We rented an apartment in Nimman for a month and found it to be the perfect base for exploring both the hotspots and the more local spots in Chiang Mai.
The old center of Chiang Mai is easily walkable, but when you want to explore other interesting places in and around the city, walking quickly becomes less convenient. Moreover, sidewalks outside the old city are not always well-maintained, which often forces you to walk alongside the road. Public transportation in Chiang Mai is minimal, but there are tuk-tuks and songthaews everywhere.
Songthaews are old (mainly red in Chiang Mai) pick-up trucks where you can sit in the back. You pay a standard fare of 30 baht for a ride in and around the old city. Make sure to agree on the price in advance, as some drivers may try to charge tourists a higher fare. If you take a songthaew to places like the starting point of the Monk's Trail or the Wat Phra That Doi Suthep temple, the prices may be slightly higher.
A ride in a tuk-tuk is usually a bit more expensive than a songthaew, and we mostly used it when we couldn't find a songthaew. Another good option is Grab, the Uber for Southeast Asia. A Grab ride is often only slightly more expensive than a songthaew and is the best choice if you need to travel outside the city center.
Renting a scooter
Renting a scooter is another popular option. Renting a scooter in Chiang Mai is especially a good idea for beautiful trips in the surrounding areas. The costs are low, especially if you rent the scooter for several days or a week.
We had a good experience with Zippy Motorbike Rentals Chiang Mai. They offer reasonable prices, and you'll receive a confirmation by email.

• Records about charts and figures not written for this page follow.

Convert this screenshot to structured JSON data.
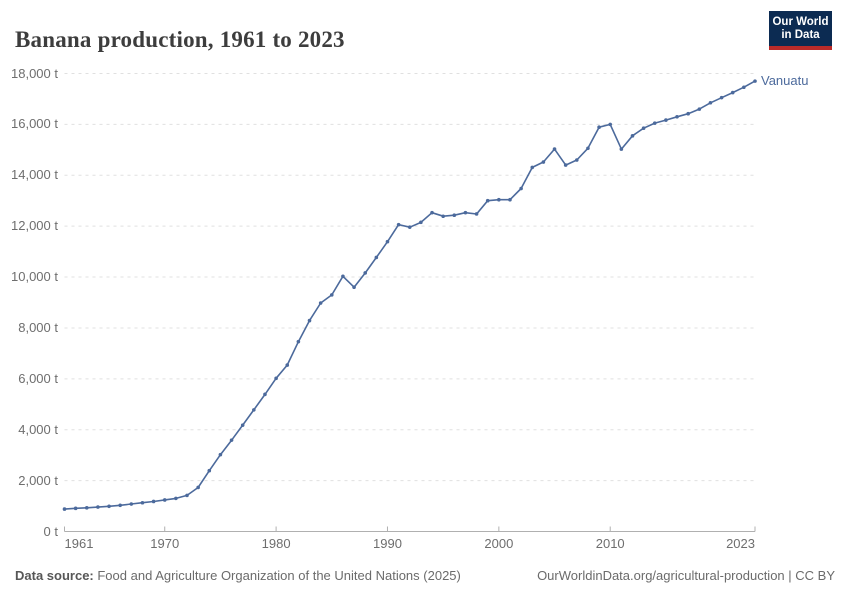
{
  "header": {
    "title": "Banana production, 1961 to 2023"
  },
  "logo": {
    "line1": "Our World",
    "line2": "in Data",
    "bg_color": "#0c2b52",
    "bar_color": "#bb2b29"
  },
  "chart_data": {
    "type": "line",
    "title": "Banana production, 1961 to 2023",
    "xlabel": "",
    "ylabel": "",
    "xlim": [
      1961,
      2023
    ],
    "ylim": [
      0,
      18000
    ],
    "grid": "dashed-horizontal",
    "legend_position": "end-of-line-label",
    "unit": "t",
    "x_ticks": [
      {
        "v": 1961,
        "label": "1961",
        "align": "start"
      },
      {
        "v": 1970,
        "label": "1970",
        "align": "center"
      },
      {
        "v": 1980,
        "label": "1980",
        "align": "center"
      },
      {
        "v": 1990,
        "label": "1990",
        "align": "center"
      },
      {
        "v": 2000,
        "label": "2000",
        "align": "center"
      },
      {
        "v": 2010,
        "label": "2010",
        "align": "center"
      },
      {
        "v": 2023,
        "label": "2023",
        "align": "end"
      }
    ],
    "y_ticks": [
      {
        "v": 0,
        "label": "0 t"
      },
      {
        "v": 2000,
        "label": "2,000 t"
      },
      {
        "v": 4000,
        "label": "4,000 t"
      },
      {
        "v": 6000,
        "label": "6,000 t"
      },
      {
        "v": 8000,
        "label": "8,000 t"
      },
      {
        "v": 10000,
        "label": "10,000 t"
      },
      {
        "v": 12000,
        "label": "12,000 t"
      },
      {
        "v": 14000,
        "label": "14,000 t"
      },
      {
        "v": 16000,
        "label": "16,000 t"
      },
      {
        "v": 18000,
        "label": "18,000 t"
      }
    ],
    "series": [
      {
        "name": "Vanuatu",
        "color": "#4C6A9C",
        "x": [
          1961,
          1962,
          1963,
          1964,
          1965,
          1966,
          1967,
          1968,
          1969,
          1970,
          1971,
          1972,
          1973,
          1974,
          1975,
          1976,
          1977,
          1978,
          1979,
          1980,
          1981,
          1982,
          1983,
          1984,
          1985,
          1986,
          1987,
          1988,
          1989,
          1990,
          1991,
          1992,
          1993,
          1994,
          1995,
          1996,
          1997,
          1998,
          1999,
          2000,
          2001,
          2002,
          2003,
          2004,
          2005,
          2006,
          2007,
          2008,
          2009,
          2010,
          2011,
          2012,
          2013,
          2014,
          2015,
          2016,
          2017,
          2018,
          2019,
          2020,
          2021,
          2022,
          2023
        ],
        "values": [
          880,
          910,
          930,
          960,
          990,
          1030,
          1080,
          1130,
          1180,
          1240,
          1300,
          1420,
          1730,
          2390,
          3020,
          3590,
          4180,
          4780,
          5390,
          6020,
          6540,
          7460,
          8290,
          8980,
          9300,
          10030,
          9600,
          10160,
          10770,
          11390,
          12060,
          11960,
          12150,
          12530,
          12390,
          12430,
          12530,
          12480,
          13000,
          13040,
          13040,
          13480,
          14310,
          14520,
          15030,
          14400,
          14600,
          15060,
          15890,
          16000,
          15030,
          15550,
          15850,
          16050,
          16170,
          16300,
          16420,
          16600,
          16850,
          17050,
          17250,
          17460,
          17700
        ]
      }
    ],
    "colors": {
      "gridline": "#e0e0e0",
      "axis": "#b0b0b0",
      "tick_text": "#6e6e6e"
    }
  },
  "footer": {
    "source_label": "Data source:",
    "source_text": " Food and Agriculture Organization of the United Nations (2025)",
    "attribution": "OurWorldinData.org/agricultural-production | CC BY"
  }
}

You also don't have to leave your passport with them, which is officially prohibited in Thailand, but many companies still ask for it. The deposit is 2,000 baht, around 55 dollars. This company is located in the Ban Sathaphon district, between the old city and Nimman.
It's important to know that riding a scooter with a scooter license is not allowed in Thailand, even with an international driver's license. The reason is that scooters in Thailand have a minimum engine size of 100cc, compared to 50cc in some other places. You can receive a fine if you can't present a valid license. Furthermore, without a motorcycle license, you are often not covered by your travel insurance in the event of an accident. Many tourists rent scooters in Thailand without a license, but it's a choice you have to make for yourself.

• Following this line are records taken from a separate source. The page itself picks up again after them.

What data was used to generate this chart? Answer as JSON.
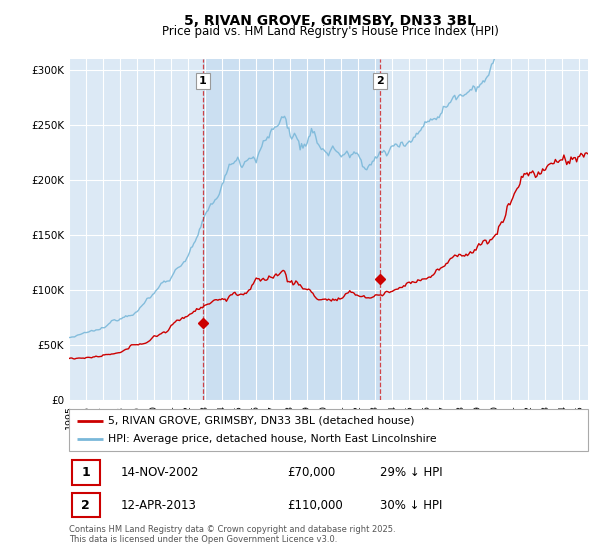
{
  "title_line1": "5, RIVAN GROVE, GRIMSBY, DN33 3BL",
  "title_line2": "Price paid vs. HM Land Registry's House Price Index (HPI)",
  "background_color": "#ffffff",
  "plot_bg_color": "#dce9f5",
  "fill_between_color": "#c5dcf0",
  "grid_color": "#ffffff",
  "purchase1_date": 2002.87,
  "purchase1_price": 70000,
  "purchase1_label": "1",
  "purchase2_date": 2013.28,
  "purchase2_price": 110000,
  "purchase2_label": "2",
  "legend_line1": "5, RIVAN GROVE, GRIMSBY, DN33 3BL (detached house)",
  "legend_line2": "HPI: Average price, detached house, North East Lincolnshire",
  "table_row1": [
    "1",
    "14-NOV-2002",
    "£70,000",
    "29% ↓ HPI"
  ],
  "table_row2": [
    "2",
    "12-APR-2013",
    "£110,000",
    "30% ↓ HPI"
  ],
  "footer": "Contains HM Land Registry data © Crown copyright and database right 2025.\nThis data is licensed under the Open Government Licence v3.0.",
  "hpi_color": "#7ab8d9",
  "price_color": "#cc0000",
  "vline_color": "#cc0000",
  "xmin": 1995,
  "xmax": 2025.5,
  "ymin": 0,
  "ymax": 310000,
  "yticks": [
    0,
    50000,
    100000,
    150000,
    200000,
    250000,
    300000
  ],
  "ytick_labels": [
    "£0",
    "£50K",
    "£100K",
    "£150K",
    "£200K",
    "£250K",
    "£300K"
  ]
}
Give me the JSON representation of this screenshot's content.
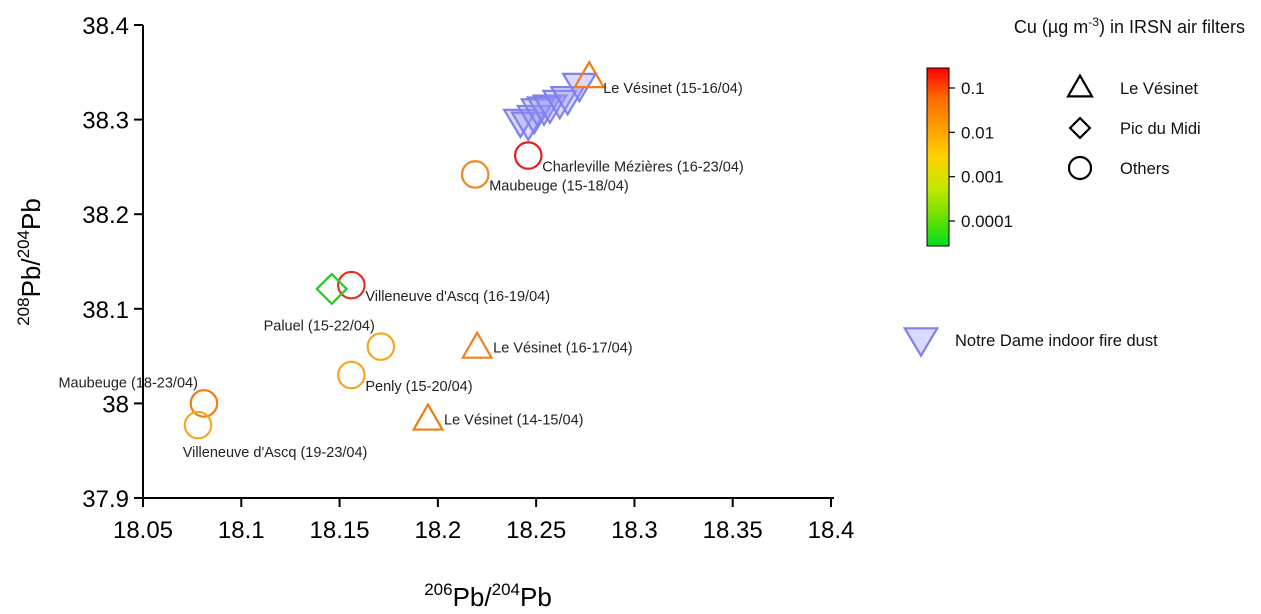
{
  "chart_data": {
    "type": "scatter",
    "xlabel": {
      "base": "Pb/",
      "sup1": "206",
      "sup2": "204",
      "tail": "Pb"
    },
    "ylabel": {
      "base": "Pb/",
      "sup1": "208",
      "sup2": "204",
      "tail": "Pb"
    },
    "xlim": [
      18.05,
      18.4
    ],
    "ylim": [
      37.9,
      38.4
    ],
    "x_ticks": [
      {
        "value": 18.05,
        "label": "18.05"
      },
      {
        "value": 18.1,
        "label": "18.1"
      },
      {
        "value": 18.15,
        "label": "18.15"
      },
      {
        "value": 18.2,
        "label": "18.2"
      },
      {
        "value": 18.25,
        "label": "18.25"
      },
      {
        "value": 18.3,
        "label": "18.3"
      },
      {
        "value": 18.35,
        "label": "18.35"
      },
      {
        "value": 18.4,
        "label": "18.4"
      }
    ],
    "y_ticks": [
      {
        "value": 37.9,
        "label": "37.9"
      },
      {
        "value": 38.0,
        "label": "38"
      },
      {
        "value": 38.1,
        "label": "38.1"
      },
      {
        "value": 38.2,
        "label": "38.2"
      },
      {
        "value": 38.3,
        "label": "38.3"
      },
      {
        "value": 38.4,
        "label": "38.4"
      }
    ],
    "grid": false,
    "series": [
      {
        "name": "Notre Dame indoor fire dust",
        "marker": "inverted-triangle",
        "color": "#8080ee",
        "points": [
          {
            "x": 18.242,
            "y": 38.298
          },
          {
            "x": 18.246,
            "y": 38.295
          },
          {
            "x": 18.249,
            "y": 38.302
          },
          {
            "x": 18.251,
            "y": 38.309
          },
          {
            "x": 18.254,
            "y": 38.311
          },
          {
            "x": 18.257,
            "y": 38.313
          },
          {
            "x": 18.262,
            "y": 38.318
          },
          {
            "x": 18.266,
            "y": 38.322
          },
          {
            "x": 18.272,
            "y": 38.336
          }
        ]
      },
      {
        "name": "IRSN air filters",
        "points": [
          {
            "x": 18.277,
            "y": 38.345,
            "marker": "triangle",
            "color": "#f07c12",
            "label": "Le Vésinet (15-16/04)",
            "label_anchor": "right-below"
          },
          {
            "x": 18.246,
            "y": 38.262,
            "marker": "circle",
            "color": "#e41f1f",
            "label": "Charleville Mézières (16-23/04)",
            "label_anchor": "right-below"
          },
          {
            "x": 18.219,
            "y": 38.242,
            "marker": "circle",
            "color": "#f08822",
            "label": "Maubeuge (15-18/04)",
            "label_anchor": "right-below"
          },
          {
            "x": 18.156,
            "y": 38.125,
            "marker": "circle",
            "color": "#e62e1c",
            "label": "Villeneuve d'Ascq (16-19/04)",
            "label_anchor": "right-below"
          },
          {
            "x": 18.146,
            "y": 38.121,
            "marker": "diamond",
            "color": "#22cc22",
            "label": "",
            "label_anchor": ""
          },
          {
            "x": 18.171,
            "y": 38.06,
            "marker": "circle",
            "color": "#f5a623",
            "label": "Paluel (15-22/04)",
            "label_anchor": "left-above"
          },
          {
            "x": 18.22,
            "y": 38.059,
            "marker": "triangle",
            "color": "#f08020",
            "label": "Le Vésinet (16-17/04)",
            "label_anchor": "right"
          },
          {
            "x": 18.156,
            "y": 38.03,
            "marker": "circle",
            "color": "#f5a623",
            "label": "Penly (15-20/04)",
            "label_anchor": "right-below"
          },
          {
            "x": 18.081,
            "y": 38.0,
            "marker": "circle",
            "color": "#f07c12",
            "label": "Maubeuge (18-23/04)",
            "label_anchor": "left-above"
          },
          {
            "x": 18.195,
            "y": 37.983,
            "marker": "triangle",
            "color": "#f07c12",
            "label": "Le Vésinet (14-15/04)",
            "label_anchor": "right"
          },
          {
            "x": 18.078,
            "y": 37.977,
            "marker": "circle",
            "color": "#f5a623",
            "label": "Villeneuve d'Ascq (19-23/04)",
            "label_anchor": "below"
          }
        ]
      }
    ],
    "legend": {
      "title": "Cu (µg m",
      "title_sup": "-3",
      "title_tail": ") in IRSN air filters",
      "placement": "right",
      "colorbar": {
        "colors": [
          "#ff0000",
          "#ff6a00",
          "#ff9e00",
          "#ffd200",
          "#c9e600",
          "#6fe000",
          "#00dd20"
        ],
        "ticks": [
          {
            "value": 0.1,
            "label": "0.1"
          },
          {
            "value": 0.01,
            "label": "0.01"
          },
          {
            "value": 0.001,
            "label": "0.001"
          },
          {
            "value": 0.0001,
            "label": "0.0001"
          }
        ]
      },
      "shape_items": [
        {
          "marker": "triangle",
          "label": "Le Vésinet"
        },
        {
          "marker": "diamond",
          "label": "Pic du Midi"
        },
        {
          "marker": "circle",
          "label": "Others"
        }
      ],
      "series_item": {
        "marker": "inverted-triangle",
        "color": "#8080ee",
        "label": "Notre Dame indoor fire dust"
      }
    }
  }
}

Police sometimes conduct random checks, primarily targeting tourists. One common spot for police to pull over scooters is between MAYA Shopping Center near Nimman and Chiang Mai Zoo, roughly near Chiang Mai University, but only in the direction of the zoo. This is a popular route for tourists heading to the mountains (Monk's Trail, Wat Pha Lat, and Wat Phrathat Doi Suthep).
Chiang Mai is the second-largest city in Thailand after Bangkok. However, this isn't reflected in the prices in this city. In general, Chiang Mai is significantly cheaper than Bangkok and most other popular places in Thailand. There are many budget-friendly places to eat, both in the old city and in various neighborhoods around it. In the more modern Nimman district, prices are slightly higher, primarily due to hipper and trendier restaurants and cafes.

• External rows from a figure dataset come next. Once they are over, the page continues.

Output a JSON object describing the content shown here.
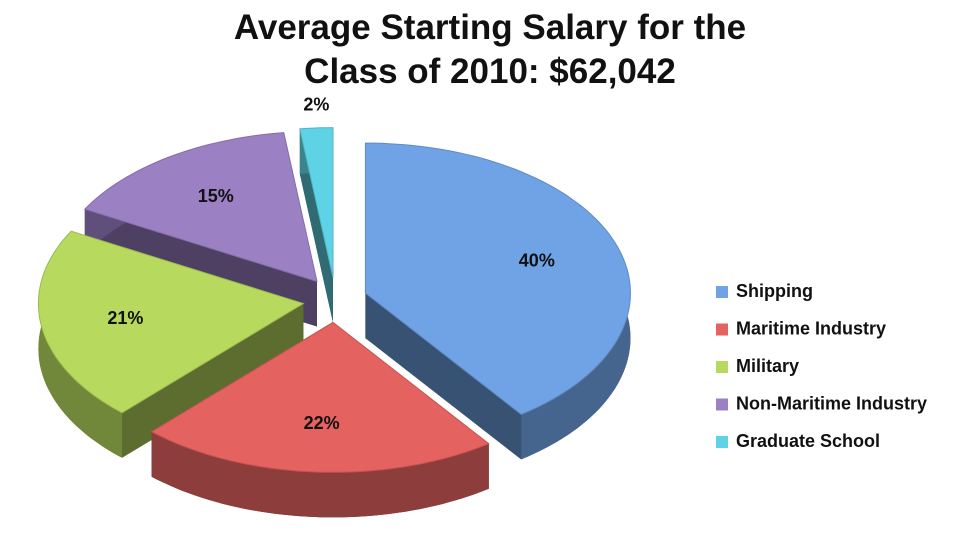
{
  "chart_data": {
    "type": "pie3d",
    "title": "Average Starting Salary for the Class of 2010: $62,042",
    "categories": [
      "Shipping",
      "Maritime Industry",
      "Military",
      "Non-Maritime Industry",
      "Graduate School"
    ],
    "values": [
      40,
      22,
      21,
      15,
      2
    ],
    "value_labels": [
      "40%",
      "22%",
      "21%",
      "15%",
      "2%"
    ],
    "colors": [
      "#6fa3e6",
      "#e4625f",
      "#b7da5e",
      "#9b80c4",
      "#5fd3e6"
    ],
    "legend": "right"
  }
}
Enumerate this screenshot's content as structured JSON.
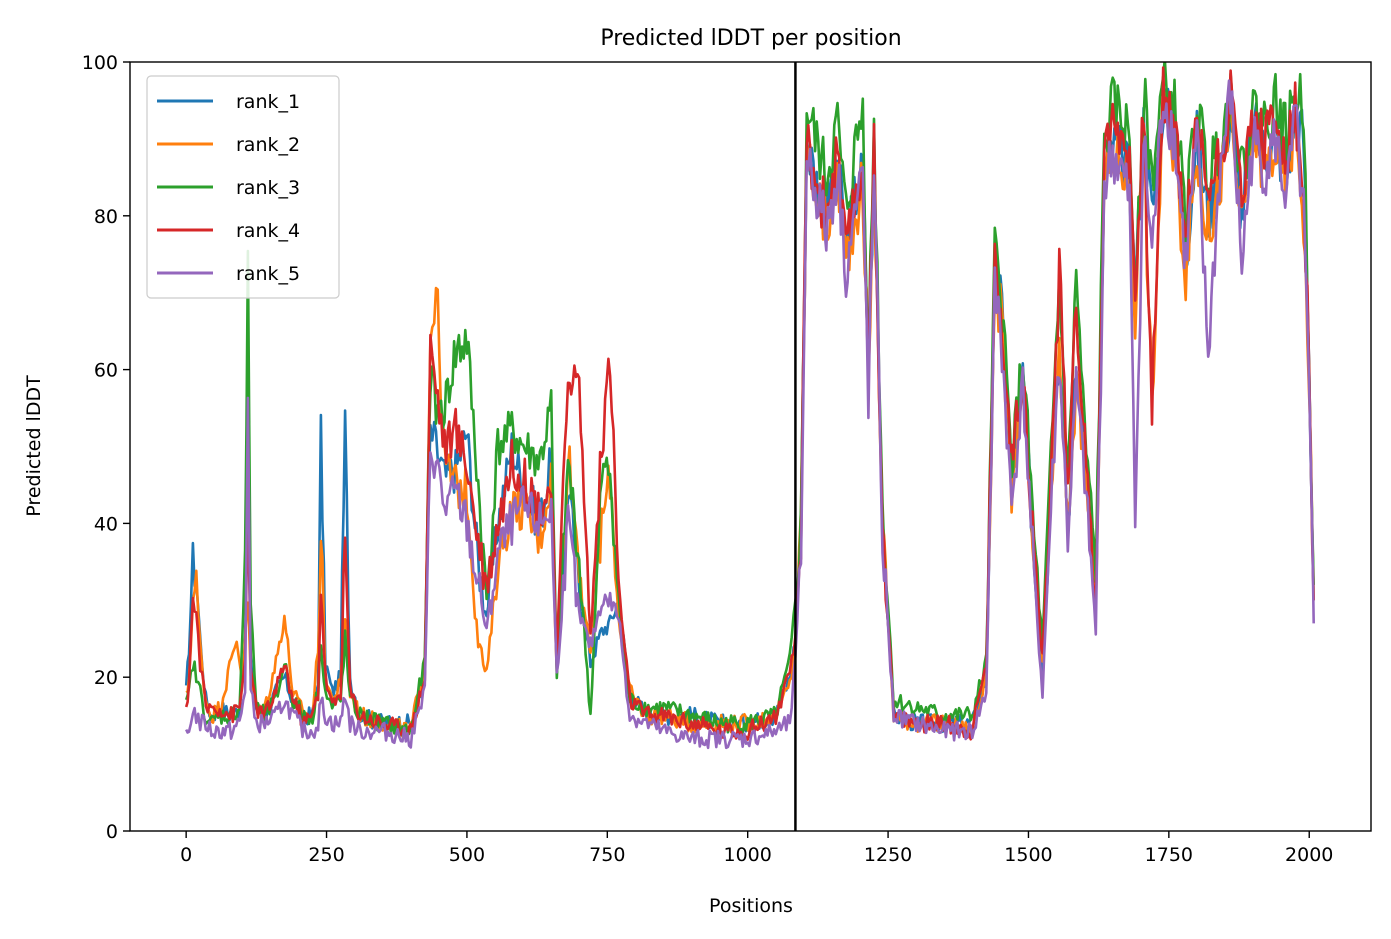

If you're curious about the cost of a trip to Thailand, be sure to read our article What Does Traveling in Thailand Cost? in which we discuss the costs for various types of budgets and describe an average daily budget.
The best months to visit Chiang Mai are from November to January. The rainy season has just passed during this period, which means that the natural surroundings are beautifully green, the rice fields look stunning, and there are plenty of blooming flowers. Starting from January, the "burning season" or "smoky season" begins, and the air quality becomes extremely poor. This is caused by both natural fires that easily occur during this prolonged dry period and human-made fires on agricultural land.